Marie Dupuy : sportive de haut-niveau, étudiante et confinée

Marie Dupuy, en patins roses, lors d’une course @MarieDupuy

A 20 ans, Marie Dupuy collectionne les podiums dans le monde du roller. Comme chaque printemps, elle devait entamer une série de courses importantes. Mais cette année, ce ne sera pas possible, confinement oblige. Elle nous raconte son quotidien entre maintien en forme, cours et repos.

A cette période de l’année, Marie Dupuy devrait être en train d’enchaîner les tours de piste dans son club de Pibrac, dans la banlieue toulousaine, et préparer avec ses deux entraîneurs, les championnats d’Europe et du monde. Pourtant, elle ne pourra pas participer à ces compétitions cette année. Elles ont été reportées.

« J’ai travaillé dur tout l’hiver et là d’un coup, tout s’arrête »

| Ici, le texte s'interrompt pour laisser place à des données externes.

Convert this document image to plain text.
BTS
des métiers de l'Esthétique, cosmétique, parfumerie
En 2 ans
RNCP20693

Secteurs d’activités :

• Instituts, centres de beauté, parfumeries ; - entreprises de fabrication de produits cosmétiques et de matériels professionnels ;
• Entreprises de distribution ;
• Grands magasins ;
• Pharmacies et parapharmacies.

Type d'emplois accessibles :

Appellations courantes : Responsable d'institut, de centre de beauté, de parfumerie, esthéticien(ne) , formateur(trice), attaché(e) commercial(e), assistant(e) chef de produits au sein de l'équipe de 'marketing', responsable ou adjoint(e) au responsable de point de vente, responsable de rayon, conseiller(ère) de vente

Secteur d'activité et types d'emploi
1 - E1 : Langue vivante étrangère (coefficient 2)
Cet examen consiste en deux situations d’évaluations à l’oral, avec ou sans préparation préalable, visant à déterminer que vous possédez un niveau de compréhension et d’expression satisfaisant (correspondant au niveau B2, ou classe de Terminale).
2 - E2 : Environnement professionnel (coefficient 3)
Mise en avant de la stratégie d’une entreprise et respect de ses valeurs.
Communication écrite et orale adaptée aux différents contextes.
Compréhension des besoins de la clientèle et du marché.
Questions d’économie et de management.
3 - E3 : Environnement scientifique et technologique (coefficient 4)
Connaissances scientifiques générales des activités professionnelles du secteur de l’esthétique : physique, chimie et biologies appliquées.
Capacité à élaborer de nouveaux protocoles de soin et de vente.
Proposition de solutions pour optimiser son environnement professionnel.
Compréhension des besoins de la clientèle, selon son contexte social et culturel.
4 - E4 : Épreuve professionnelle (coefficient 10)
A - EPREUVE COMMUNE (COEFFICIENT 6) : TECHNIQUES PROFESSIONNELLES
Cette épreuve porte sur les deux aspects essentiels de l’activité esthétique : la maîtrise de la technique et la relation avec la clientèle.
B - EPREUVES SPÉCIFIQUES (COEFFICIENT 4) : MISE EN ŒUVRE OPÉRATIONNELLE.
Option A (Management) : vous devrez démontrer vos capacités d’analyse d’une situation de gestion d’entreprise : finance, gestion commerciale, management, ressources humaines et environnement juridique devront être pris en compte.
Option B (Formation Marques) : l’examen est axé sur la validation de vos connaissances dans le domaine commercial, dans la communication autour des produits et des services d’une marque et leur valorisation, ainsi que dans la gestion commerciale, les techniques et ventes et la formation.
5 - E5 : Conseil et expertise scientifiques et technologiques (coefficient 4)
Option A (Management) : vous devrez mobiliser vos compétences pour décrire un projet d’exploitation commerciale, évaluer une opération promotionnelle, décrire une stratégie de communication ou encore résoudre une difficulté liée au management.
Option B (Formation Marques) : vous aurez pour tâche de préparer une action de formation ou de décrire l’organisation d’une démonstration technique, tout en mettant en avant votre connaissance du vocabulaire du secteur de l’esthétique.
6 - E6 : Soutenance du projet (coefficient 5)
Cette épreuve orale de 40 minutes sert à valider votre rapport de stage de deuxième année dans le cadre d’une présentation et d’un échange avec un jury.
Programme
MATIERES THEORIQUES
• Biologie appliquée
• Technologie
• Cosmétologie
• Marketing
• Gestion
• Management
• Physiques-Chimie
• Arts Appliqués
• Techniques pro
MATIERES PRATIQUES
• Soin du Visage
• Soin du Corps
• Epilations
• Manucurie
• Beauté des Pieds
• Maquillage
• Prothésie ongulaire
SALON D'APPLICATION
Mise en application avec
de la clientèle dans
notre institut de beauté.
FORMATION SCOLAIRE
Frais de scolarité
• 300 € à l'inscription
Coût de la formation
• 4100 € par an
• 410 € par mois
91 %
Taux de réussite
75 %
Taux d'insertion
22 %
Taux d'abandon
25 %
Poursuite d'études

Comme ses partenaires d’entraînements, ses adversaires et la totalité des Français, Marie est confinée chez elle, à Toulouse. Un espace un peu étroit pour cette amoureuse du grand air. L’arrêt du sport de haut niveau, l’impossibilité de s’entraîner : la situation n’est pas idéale et la frustre : « J’ai travaillé dur, j’ai fourni des efforts pendant tout l’hiver et là tout s’arrête d’un coup. Je regrette de ne pas pouvoir me jauger par rapport à mes concurrentes ». Médaillée de bronze aux derniers championnats du monde junior, la jeune athlète de l’équipe de France allait se confronter aux grandes dames du roller mondial.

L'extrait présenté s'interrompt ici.